Vente ASSE : Pas de danger, Les Verts ne vont pas mourir

Vente ASSE : Pas de danger, Les Verts ne vont pas mourir

Si l'ASSE est officiellement en vente, rien ne presse à priori. Roland Romeyer privilégie la piste d'un investisseur local mais les Verts pourraient finalement trouver leur salut via des fonds d'investissement étrangers si cela n'est pas faisable autrement.

L'AS Saint-Etienne, sauf grosse catastrophe, devrait assurer son maintien en Ligue 1, même si tout n'a pas été rose cette saison du côté de Geoffroy-Guichard. Toutefois, la gestion de ces dernières années fait de Roland Romeyer et Bernard Caïazzo les cibles de nombreuses critiques. Supporters, médias et même le maire de Saint-Etienne... Tout le monde se paie le duo Romeyer - Caiazzo. Une situation qui pèse sur les deux présidents des Verts, notamment le plus âgé d'entre eux. Le club a donc officiellement été mis en vente il y a quelques semaines. Mais comme l'explique RMC, rien ne presse, et l'ASSE ne sera pas bradée au premier venu.
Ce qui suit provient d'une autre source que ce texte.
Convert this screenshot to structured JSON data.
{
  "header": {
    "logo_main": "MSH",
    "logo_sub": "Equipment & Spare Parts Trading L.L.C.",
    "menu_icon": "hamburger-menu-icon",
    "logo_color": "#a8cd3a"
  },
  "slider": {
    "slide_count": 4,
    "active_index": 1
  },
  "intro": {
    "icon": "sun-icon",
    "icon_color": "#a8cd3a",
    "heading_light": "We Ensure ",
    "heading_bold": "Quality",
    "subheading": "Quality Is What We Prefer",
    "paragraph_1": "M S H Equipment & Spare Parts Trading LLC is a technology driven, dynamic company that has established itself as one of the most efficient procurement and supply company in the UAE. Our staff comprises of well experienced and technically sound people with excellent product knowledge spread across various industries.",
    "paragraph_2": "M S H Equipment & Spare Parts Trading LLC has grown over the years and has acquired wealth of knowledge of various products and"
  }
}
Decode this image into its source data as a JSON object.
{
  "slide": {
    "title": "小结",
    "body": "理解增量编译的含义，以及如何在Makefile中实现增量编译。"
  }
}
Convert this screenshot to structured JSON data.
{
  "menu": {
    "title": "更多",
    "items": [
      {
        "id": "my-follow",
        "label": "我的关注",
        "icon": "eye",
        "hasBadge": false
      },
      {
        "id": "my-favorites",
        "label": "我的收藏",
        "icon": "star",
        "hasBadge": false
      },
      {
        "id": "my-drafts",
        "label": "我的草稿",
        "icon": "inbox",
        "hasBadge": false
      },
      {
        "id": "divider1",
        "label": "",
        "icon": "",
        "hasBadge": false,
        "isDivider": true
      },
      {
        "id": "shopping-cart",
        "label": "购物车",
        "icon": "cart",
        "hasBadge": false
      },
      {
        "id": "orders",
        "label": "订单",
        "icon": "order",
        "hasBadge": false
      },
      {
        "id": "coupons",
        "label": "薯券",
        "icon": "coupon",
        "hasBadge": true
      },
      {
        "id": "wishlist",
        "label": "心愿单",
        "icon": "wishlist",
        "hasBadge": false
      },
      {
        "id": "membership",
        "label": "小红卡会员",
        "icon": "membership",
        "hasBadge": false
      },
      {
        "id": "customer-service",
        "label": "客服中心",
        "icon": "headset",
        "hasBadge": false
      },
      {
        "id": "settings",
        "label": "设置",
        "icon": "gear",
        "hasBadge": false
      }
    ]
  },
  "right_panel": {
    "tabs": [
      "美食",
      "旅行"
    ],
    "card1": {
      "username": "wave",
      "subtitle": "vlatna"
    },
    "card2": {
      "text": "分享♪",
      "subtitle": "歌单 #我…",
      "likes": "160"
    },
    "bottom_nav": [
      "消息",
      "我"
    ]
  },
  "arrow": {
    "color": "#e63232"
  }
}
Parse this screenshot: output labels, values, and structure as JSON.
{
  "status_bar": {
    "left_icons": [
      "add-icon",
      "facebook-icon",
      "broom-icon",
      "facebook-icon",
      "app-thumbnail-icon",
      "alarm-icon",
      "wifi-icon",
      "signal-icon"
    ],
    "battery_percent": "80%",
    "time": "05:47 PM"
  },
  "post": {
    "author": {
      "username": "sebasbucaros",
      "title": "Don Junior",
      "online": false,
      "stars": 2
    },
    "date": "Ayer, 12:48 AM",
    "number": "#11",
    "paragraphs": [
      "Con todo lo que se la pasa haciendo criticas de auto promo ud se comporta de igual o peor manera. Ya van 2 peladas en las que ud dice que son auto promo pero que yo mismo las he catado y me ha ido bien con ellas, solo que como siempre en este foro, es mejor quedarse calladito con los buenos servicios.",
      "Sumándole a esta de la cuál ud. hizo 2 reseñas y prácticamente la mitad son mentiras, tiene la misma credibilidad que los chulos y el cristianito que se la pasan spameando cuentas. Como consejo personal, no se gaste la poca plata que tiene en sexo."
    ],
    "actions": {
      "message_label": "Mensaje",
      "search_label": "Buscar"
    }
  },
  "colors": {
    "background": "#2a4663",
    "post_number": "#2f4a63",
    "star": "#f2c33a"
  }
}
La piste du local privilégiée

Malgré une situation économique difficile, l'AS Saint-Etienne ne figure pas parmi les pires élèves de la Ligue 1. Grâce aux transferts de William Saliba et Wesley Fofana, le déficit en fin de saison pourrait s'élever à « seulement » 10ME. En interne, on estime que le club n'est pas réellement en danger de mort. C'est la raison pour laquelle du côté de la présidence bicéphale, il n' y a aucune urgence pour trouver un repreneur. La piste privilégiée par le duo Romeyer - Caiazzo est de vendre à un investisseur local. Le nom de Olivier Markarian revient avec insistance, même si Le Progrès avait démenti cette piste. Néanmoins, la somme réclamée par les dirigeants stéphanois ainsi que l'enveloppe nécessaire à la restructuration de l'effectif rendent l'opération compliquée, même si l'homme à la tête du groupe Markal pourrait bénéficier du soutien au sein de la diaspora arménienne. En cas d'échec, les Verts devraient alors se tourner vers des fonds d’investissement étrangers. Même si l'idée dérange un peu Roland Romeyer, la réalité économique fait qu'il pourrait s'agir de la piste la plus probable.